XIII. Jesus is Taken Down From the Cross
Pilate gave permission. Why not? He had nothing against the Nazarene, who was in any case, dead. And Joseph of Arimathea knew how to ask such a favour. Joseph was hauled out of the pit by his brethren. Jesus is taken down from the cross by Joseph; by Joseph, by bald-headed Peter, by Nicodemus, who’s stopped being worried about appearances, Two men on ladders, one with the pincers to pull out the nails. Gently. Not that gentleness matters to him now, but not a bone shall be broken. This is not the kind of work we’re used to. Let’s get it done before it’s too dark to see. Gently now, before rigor mortis sets in.

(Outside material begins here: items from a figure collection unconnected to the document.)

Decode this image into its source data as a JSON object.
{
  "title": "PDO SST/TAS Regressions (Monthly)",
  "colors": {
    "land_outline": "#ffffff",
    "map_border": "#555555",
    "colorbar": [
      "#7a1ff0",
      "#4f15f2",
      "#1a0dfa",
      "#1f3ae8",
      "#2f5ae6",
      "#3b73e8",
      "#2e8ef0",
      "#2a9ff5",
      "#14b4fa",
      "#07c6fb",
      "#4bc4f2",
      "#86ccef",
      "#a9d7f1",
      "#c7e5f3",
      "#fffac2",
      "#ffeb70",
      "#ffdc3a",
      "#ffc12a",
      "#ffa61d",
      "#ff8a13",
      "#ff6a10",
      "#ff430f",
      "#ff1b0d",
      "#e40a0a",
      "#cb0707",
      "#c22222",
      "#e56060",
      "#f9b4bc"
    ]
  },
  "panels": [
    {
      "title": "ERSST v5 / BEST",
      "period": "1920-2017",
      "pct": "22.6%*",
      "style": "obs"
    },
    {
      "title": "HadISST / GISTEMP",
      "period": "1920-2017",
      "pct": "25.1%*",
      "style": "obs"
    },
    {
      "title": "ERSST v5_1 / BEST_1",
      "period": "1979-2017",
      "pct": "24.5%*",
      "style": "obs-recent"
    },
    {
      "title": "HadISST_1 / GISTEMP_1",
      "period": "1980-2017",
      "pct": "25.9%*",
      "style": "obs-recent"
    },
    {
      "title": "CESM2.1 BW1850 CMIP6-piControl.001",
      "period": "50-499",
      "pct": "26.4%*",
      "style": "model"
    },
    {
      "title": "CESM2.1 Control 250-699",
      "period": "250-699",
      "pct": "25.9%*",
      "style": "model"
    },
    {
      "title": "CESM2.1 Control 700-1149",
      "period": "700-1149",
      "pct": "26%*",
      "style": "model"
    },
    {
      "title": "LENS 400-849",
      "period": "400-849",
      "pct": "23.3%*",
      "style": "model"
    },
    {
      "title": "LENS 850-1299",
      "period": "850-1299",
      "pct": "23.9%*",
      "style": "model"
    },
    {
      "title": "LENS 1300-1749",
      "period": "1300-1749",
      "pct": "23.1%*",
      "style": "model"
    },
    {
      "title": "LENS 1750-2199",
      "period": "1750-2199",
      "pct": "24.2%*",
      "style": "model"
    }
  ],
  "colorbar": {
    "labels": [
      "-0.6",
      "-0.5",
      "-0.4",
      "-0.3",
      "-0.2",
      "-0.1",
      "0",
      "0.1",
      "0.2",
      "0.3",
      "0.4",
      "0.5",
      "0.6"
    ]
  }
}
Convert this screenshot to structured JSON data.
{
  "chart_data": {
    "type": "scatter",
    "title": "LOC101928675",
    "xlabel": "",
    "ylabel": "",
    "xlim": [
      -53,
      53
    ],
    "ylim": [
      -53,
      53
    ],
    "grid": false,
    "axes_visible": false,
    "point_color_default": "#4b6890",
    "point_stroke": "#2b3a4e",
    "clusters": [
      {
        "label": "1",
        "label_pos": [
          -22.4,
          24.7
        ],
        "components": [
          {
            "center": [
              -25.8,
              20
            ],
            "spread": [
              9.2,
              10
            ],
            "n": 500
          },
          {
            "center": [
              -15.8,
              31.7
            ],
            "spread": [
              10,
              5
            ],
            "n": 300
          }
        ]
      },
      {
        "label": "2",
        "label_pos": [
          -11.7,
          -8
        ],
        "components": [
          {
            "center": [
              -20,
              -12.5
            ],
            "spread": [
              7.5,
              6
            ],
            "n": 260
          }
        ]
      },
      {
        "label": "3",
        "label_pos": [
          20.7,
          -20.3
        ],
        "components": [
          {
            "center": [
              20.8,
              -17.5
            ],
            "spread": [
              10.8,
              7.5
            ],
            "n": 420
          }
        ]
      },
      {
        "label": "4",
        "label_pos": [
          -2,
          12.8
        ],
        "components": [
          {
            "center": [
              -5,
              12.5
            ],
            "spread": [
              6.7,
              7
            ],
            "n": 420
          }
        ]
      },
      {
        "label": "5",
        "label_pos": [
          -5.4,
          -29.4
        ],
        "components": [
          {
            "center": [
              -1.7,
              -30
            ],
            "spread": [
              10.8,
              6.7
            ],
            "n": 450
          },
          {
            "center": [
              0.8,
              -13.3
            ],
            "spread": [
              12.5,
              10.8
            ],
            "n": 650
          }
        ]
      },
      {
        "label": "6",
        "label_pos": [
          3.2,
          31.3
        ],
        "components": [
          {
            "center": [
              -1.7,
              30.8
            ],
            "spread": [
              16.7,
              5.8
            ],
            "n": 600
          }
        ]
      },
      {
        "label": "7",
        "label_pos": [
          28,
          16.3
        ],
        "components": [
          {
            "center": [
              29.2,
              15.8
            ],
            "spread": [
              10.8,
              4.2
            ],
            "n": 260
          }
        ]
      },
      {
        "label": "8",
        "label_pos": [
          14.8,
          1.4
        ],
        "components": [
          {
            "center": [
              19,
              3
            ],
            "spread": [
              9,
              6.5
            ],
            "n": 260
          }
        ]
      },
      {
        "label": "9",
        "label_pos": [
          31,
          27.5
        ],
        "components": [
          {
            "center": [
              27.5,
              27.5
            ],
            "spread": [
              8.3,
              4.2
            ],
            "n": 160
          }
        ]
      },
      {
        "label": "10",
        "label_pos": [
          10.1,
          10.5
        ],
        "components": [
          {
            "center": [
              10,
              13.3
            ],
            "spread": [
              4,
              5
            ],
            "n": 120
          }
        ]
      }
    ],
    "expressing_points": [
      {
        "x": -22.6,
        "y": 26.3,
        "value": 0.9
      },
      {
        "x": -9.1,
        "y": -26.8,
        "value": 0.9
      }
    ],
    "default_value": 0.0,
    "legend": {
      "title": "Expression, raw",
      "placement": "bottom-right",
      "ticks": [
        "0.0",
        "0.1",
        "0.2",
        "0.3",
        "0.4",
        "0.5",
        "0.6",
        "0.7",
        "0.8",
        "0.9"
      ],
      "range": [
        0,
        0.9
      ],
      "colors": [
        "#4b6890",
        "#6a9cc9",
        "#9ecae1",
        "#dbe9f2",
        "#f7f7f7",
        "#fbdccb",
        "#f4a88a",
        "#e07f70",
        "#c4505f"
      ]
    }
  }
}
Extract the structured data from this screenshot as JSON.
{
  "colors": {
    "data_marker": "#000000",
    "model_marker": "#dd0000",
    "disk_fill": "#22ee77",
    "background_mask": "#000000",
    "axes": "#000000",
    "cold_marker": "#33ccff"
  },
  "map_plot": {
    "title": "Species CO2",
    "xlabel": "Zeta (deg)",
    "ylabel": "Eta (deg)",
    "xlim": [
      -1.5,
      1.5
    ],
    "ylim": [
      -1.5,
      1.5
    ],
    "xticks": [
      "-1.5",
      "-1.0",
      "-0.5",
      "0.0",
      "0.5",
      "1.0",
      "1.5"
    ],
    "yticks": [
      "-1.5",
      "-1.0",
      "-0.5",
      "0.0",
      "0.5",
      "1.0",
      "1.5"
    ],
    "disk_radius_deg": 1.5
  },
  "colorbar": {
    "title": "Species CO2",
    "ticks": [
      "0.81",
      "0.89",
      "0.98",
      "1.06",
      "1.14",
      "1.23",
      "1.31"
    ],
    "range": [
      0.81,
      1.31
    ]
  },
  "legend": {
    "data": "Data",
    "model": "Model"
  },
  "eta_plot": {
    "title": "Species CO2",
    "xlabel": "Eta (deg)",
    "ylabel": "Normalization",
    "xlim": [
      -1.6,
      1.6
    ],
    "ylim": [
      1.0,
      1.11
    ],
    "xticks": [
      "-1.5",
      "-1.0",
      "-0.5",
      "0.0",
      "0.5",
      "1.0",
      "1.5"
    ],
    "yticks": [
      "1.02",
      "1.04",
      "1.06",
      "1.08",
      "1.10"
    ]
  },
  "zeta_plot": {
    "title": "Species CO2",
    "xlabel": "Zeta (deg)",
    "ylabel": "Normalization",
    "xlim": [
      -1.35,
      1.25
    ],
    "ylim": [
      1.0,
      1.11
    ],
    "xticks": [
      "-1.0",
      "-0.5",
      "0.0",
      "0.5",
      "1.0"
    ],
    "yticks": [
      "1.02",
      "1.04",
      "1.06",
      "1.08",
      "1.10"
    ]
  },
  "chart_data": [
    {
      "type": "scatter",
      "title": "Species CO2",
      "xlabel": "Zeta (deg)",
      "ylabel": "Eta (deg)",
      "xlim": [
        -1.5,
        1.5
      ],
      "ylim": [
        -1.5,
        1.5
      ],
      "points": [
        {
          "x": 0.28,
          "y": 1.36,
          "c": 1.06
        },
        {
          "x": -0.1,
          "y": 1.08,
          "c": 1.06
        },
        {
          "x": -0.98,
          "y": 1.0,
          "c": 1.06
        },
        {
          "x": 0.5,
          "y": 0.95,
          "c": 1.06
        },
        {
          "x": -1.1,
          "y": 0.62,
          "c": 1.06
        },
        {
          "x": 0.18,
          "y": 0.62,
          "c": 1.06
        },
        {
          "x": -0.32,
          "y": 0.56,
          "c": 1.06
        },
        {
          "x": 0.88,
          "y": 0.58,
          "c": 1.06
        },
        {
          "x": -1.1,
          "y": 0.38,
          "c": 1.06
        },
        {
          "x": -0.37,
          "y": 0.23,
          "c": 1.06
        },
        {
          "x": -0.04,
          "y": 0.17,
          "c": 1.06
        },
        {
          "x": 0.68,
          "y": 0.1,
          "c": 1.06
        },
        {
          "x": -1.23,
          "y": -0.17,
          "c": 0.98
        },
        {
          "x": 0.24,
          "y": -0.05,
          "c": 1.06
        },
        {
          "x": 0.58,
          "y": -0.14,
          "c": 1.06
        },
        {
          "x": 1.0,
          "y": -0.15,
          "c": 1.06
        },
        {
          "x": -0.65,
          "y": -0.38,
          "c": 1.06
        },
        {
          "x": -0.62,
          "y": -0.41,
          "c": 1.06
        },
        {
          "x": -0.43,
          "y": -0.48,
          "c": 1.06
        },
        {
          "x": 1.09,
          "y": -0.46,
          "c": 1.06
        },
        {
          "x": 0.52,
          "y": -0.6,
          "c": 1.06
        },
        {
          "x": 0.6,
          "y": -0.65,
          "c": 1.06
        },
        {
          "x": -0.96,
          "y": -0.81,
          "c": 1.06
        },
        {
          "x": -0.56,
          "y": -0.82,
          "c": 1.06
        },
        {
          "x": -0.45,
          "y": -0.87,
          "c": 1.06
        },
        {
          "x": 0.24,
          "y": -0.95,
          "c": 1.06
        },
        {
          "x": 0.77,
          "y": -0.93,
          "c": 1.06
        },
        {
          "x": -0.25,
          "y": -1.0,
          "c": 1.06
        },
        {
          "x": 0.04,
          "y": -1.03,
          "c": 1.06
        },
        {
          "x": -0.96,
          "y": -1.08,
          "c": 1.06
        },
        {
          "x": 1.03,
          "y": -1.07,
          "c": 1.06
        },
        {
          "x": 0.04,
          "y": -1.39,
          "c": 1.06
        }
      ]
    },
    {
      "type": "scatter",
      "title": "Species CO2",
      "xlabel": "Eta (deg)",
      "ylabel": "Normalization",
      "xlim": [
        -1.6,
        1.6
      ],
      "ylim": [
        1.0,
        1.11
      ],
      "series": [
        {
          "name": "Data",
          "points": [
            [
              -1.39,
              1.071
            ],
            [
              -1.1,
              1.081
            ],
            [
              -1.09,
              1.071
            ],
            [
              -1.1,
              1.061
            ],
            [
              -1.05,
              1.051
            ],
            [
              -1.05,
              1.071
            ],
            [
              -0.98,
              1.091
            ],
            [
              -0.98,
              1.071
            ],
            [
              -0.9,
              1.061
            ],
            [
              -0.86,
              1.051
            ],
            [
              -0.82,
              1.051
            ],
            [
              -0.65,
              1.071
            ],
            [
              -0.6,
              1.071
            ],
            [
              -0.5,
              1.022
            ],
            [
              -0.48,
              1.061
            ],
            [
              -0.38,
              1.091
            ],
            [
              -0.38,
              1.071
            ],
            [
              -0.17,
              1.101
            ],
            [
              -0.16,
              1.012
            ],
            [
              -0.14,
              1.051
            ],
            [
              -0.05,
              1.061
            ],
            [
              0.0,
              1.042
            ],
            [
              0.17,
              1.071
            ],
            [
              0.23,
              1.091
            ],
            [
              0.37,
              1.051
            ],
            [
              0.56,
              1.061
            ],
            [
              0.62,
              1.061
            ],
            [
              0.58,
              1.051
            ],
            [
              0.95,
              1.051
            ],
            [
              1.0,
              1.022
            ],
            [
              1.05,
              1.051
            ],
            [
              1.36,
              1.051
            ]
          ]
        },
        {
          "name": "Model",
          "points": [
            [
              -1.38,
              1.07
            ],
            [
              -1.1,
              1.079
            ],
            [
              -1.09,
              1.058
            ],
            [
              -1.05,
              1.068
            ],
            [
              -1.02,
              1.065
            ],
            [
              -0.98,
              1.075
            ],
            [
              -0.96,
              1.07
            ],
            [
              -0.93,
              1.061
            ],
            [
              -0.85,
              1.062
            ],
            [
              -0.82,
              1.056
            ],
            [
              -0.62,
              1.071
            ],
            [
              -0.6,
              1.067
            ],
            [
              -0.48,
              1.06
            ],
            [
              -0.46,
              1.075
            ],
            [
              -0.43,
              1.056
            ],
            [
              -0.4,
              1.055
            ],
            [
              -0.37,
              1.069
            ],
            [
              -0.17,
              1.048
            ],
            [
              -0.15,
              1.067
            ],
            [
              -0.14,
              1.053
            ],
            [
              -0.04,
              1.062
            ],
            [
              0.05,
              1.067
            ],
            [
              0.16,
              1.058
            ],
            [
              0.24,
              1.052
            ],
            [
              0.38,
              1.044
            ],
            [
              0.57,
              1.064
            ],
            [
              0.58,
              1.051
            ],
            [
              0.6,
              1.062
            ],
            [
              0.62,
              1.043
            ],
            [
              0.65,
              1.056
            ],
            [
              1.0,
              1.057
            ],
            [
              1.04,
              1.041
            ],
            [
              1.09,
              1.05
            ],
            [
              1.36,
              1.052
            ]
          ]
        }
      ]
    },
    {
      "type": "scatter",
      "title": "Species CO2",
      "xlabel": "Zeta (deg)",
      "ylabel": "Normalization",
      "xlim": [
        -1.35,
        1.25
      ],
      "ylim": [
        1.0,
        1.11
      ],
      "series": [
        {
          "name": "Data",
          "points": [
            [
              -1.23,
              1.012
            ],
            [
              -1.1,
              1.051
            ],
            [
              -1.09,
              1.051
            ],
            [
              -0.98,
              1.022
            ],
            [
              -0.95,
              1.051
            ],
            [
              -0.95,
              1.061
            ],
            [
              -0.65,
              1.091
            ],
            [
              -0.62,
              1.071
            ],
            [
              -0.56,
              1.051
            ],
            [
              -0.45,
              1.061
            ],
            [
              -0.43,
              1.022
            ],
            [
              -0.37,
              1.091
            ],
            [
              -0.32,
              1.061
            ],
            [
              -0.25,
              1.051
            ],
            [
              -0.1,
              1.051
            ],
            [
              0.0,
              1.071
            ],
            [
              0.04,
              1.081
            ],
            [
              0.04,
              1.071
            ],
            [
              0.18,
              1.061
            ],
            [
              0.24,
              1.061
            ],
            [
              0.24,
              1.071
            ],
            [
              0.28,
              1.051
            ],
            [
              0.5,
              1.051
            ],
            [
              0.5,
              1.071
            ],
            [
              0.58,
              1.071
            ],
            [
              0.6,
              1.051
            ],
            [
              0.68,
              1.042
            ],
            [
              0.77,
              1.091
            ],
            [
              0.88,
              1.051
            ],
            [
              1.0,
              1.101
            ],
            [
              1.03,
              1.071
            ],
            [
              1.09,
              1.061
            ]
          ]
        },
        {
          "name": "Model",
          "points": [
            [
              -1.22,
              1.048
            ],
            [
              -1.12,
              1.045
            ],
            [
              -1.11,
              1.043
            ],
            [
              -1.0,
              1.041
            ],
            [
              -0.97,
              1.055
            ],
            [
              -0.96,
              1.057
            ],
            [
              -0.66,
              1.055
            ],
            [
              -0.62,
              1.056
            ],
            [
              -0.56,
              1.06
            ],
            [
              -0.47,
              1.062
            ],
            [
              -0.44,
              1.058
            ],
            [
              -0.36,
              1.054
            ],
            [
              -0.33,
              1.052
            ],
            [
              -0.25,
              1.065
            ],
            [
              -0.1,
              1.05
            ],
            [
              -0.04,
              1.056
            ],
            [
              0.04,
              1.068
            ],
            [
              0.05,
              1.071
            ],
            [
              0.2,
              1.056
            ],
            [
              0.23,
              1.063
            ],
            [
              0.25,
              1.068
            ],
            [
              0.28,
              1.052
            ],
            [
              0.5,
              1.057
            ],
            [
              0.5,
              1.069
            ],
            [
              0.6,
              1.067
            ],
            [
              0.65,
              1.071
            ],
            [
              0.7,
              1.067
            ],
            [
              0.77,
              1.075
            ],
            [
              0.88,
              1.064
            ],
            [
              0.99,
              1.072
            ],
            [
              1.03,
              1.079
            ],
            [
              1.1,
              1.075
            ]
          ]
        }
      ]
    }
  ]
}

XIV. Jesus is Laid in the Tomb
Before sunset and the appearance of the first star in the sky, just before the beginning of the sabbath, two men enshroud a body. Never have they done this work before. Though well-versed in the laws and traditions involved in the task, their hands lack skill. Wash the body. Lay it out. Fetch the clean linen cloths. Fold the shroud like this, and the other cloth over the face. In every fold, pour spices. Spices and more spices; myrrh and aloes. Thou wilt not give thy holy one to see corruption. Jesus never hesitated to touch the dead—the widow’s son being carried out of Nain for burial, Jairus’ little girl laid on the bed while the mourners wailed outside. Every touch tells them: Jesus is dead, as dead as earth. They know when one is dead and when one lives. While still inside the tomb they pray: ‘Blessed and praised, glorified and exalted, extolled and honoured, adored and lauded be the name of the Holy One, blessed be He, beyond all the blessings, and hymns, praises and consolations that are ever uttered in the world; and let all say, Amen.’